There was a half year of high school that I more or less skipped, when we were running a previous technology company prior to Stripe. He just kind of made it work, despite the fact that all their attendance requirements and things like that, he was willing to enable that because he felt like it was a good thing, or in the case of Patrick, Patrick just decided to skip the Irish end of school exams and do the British ones as well, because you could shortcut, you can go to college earlier.

This kind of extremely benevolent oversight of us and flexibility and understanding in a very unassuming and quiet way, where it never really came up as a big thing. I want to enable you on the path that you want to be on, even if it makes my life hard.

I think a lot of the acts of kindness that people have done for me and especially the Irish themed ones. Those are ones that are much bigger steps than certainly you would expect from someone in that position delivered really unassumingly.

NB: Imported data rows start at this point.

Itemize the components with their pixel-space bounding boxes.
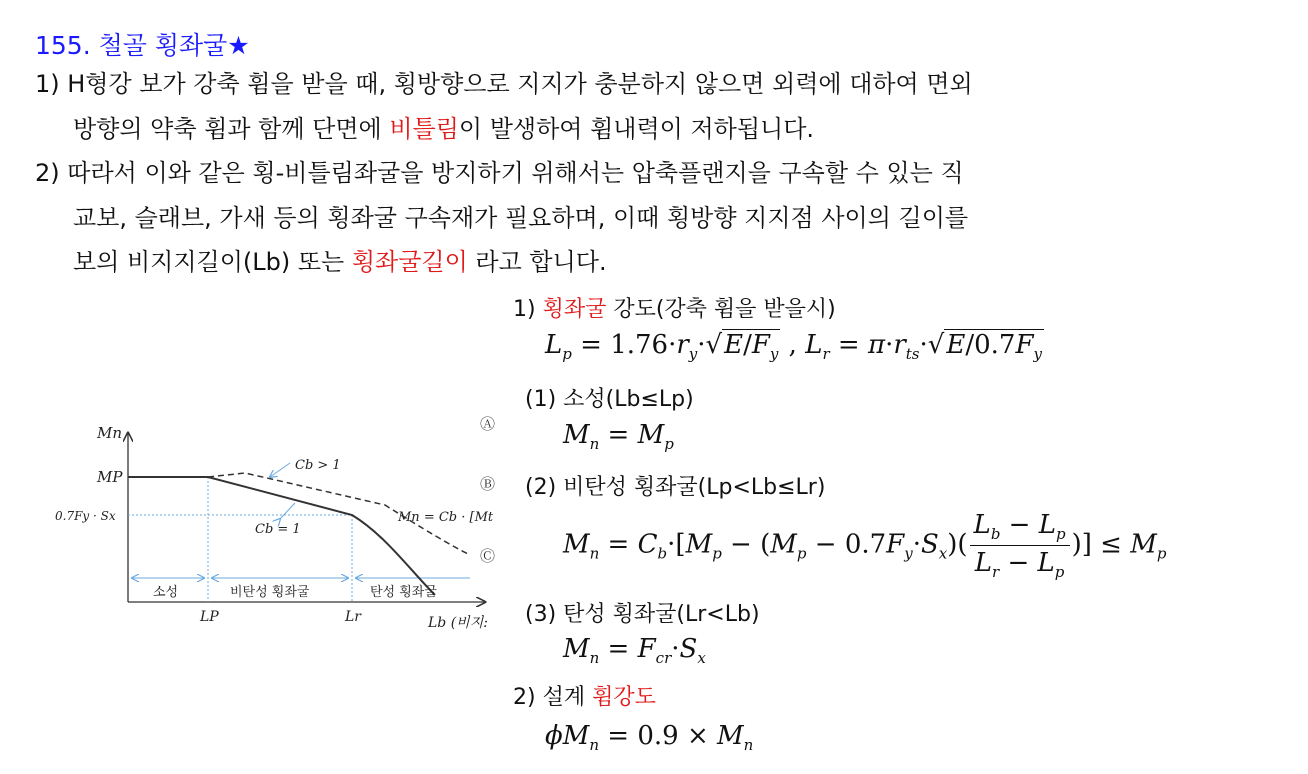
strength-heading xyxy=(513,292,836,323)
case-plastic-label: (1) 소성(Lb≤Lp) xyxy=(525,387,694,412)
marker-a: Ⓐ xyxy=(480,415,496,433)
paragraph-1-line-1: 1) H형강 보가 강축 휨을 받을 때, 횡방향으로 지지가 충분하지 않으면 외력에 대하여 면외 xyxy=(35,70,973,98)
paragraph-2-line-2: 교보, 슬래브, 가새 등의 횡좌굴 구속재가 필요하며, 이때 횡방향 지지점 사이의 길이를 xyxy=(73,204,969,232)
y-axis-label: Mn xyxy=(97,424,123,442)
cb-eq-label: Cb = 1 xyxy=(255,522,301,537)
p2-highlight-buckling-length: 횡좌굴길이 xyxy=(351,248,468,276)
case-inelastic-label: (2) 비탄성 횡좌굴(Lp<Lb≤Lr) xyxy=(525,475,826,500)
zone-elastic-label: 탄성 횡좌굴 xyxy=(370,585,437,600)
formula-design: $\phi M_n = 0.9 \times M_n$ xyxy=(545,721,754,754)
p2-text-b: 라고 합니다. xyxy=(467,248,607,276)
formula-case-plastic: $M_n = M_p$ xyxy=(563,420,674,453)
x-lr-label: Lr xyxy=(345,609,361,625)
formula-case-elastic: $M_n = F_{cr}\cdot S_x$ xyxy=(563,634,706,667)
x-lb-label: Lb (비지: xyxy=(428,615,488,631)
moment-capacity-graph xyxy=(40,405,500,640)
marker-b: Ⓑ xyxy=(480,475,496,493)
strength-heading-rest: 강도(강축 휨을 받을시) xyxy=(606,297,836,322)
zone-plastic-label: 소성 xyxy=(153,585,179,600)
case-elastic-label: (3) 탄성 횡좌굴(Lr<Lb) xyxy=(525,602,760,627)
cb-eq-arrow xyxy=(280,503,295,519)
strength-heading-num: 1) xyxy=(513,297,543,322)
x-lp-label: LP xyxy=(200,609,219,625)
page-title: 155. 철골 횡좌굴★ xyxy=(35,31,250,60)
cb-gt-label: Cb > 1 xyxy=(295,458,341,473)
marker-c: Ⓒ xyxy=(480,547,496,565)
formula-lp-lr: $L_p = 1.76\cdot r_y\cdot√E/F_y$ , $L_r = \pi\cdot r_{ts}\cdot√E/0.7F_y$ xyxy=(545,330,1042,363)
design-factor: 0.9 xyxy=(637,721,679,751)
formula-case-inelastic: $M_n = C_b\cdot[M_p - (M_p - 0.7F_y\cdot S_x)$( $\frac{L_b - L_p}{L_r - L_p}$ )] ≤ $M_p$ xyxy=(563,510,1167,581)
mn-eq-label: Mn = Cb · [Mt xyxy=(398,510,494,525)
paragraph-1-line-2 xyxy=(73,107,814,152)
cb-gt-arrow xyxy=(270,463,290,477)
y-mr-label: 0.7Fy · Sx xyxy=(55,509,116,523)
y-mp-label: MP xyxy=(97,468,123,486)
design-heading xyxy=(513,680,656,711)
p1-highlight-torsion: 비틀림 xyxy=(389,115,459,143)
p1-text-a: 방향의 약축 휨과 함께 단면에 xyxy=(73,115,390,143)
design-heading-red: 휨강도 xyxy=(592,685,656,710)
paragraph-2-line-1: 2) 따라서 이와 같은 횡-비틀림좌굴을 방지하기 위해서는 압축플랜지을 구속할 수 있는 직 xyxy=(35,159,964,187)
p1-text-b: 이 발생하여 휨내력이 저하됩니다. xyxy=(458,115,815,143)
paragraph-2-line-3 xyxy=(73,240,607,285)
zone-inelastic-label: 비탄성 횡좌굴 xyxy=(230,585,310,600)
design-heading-num: 2) 설계 xyxy=(513,685,593,710)
strength-heading-red: 횡좌굴 xyxy=(542,297,607,322)
p2-text-a: 보의 비지지길이(Lb) 또는 xyxy=(73,248,352,276)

1:18:49 Advice for young people

Oh, that’s so much pressure. I mean, the youngsters, there’s so much to say...

Patrick actually wrote up a guide to this, it’s actually pretty good that he put on his website of advice for youngsters.

I think for me, it is being willing to go down the rabbit hole. Whatever your particular rabbit hole is, and that I think all the institutions you are probably part of want to help you, want to bring you back on the normal track, as it were.

One of the things that was remarkable about the principal I mentioned before, Martin Wallace, was that he was incredibly supportive in us, wandering in all our weird and wacky ways. I’m really interested in how you help people wander and go down those rabbit holes.

Stripe invested in a company called Pioneer, which is helping people go further down the rabbit holes, rather than trying to bring them back on track.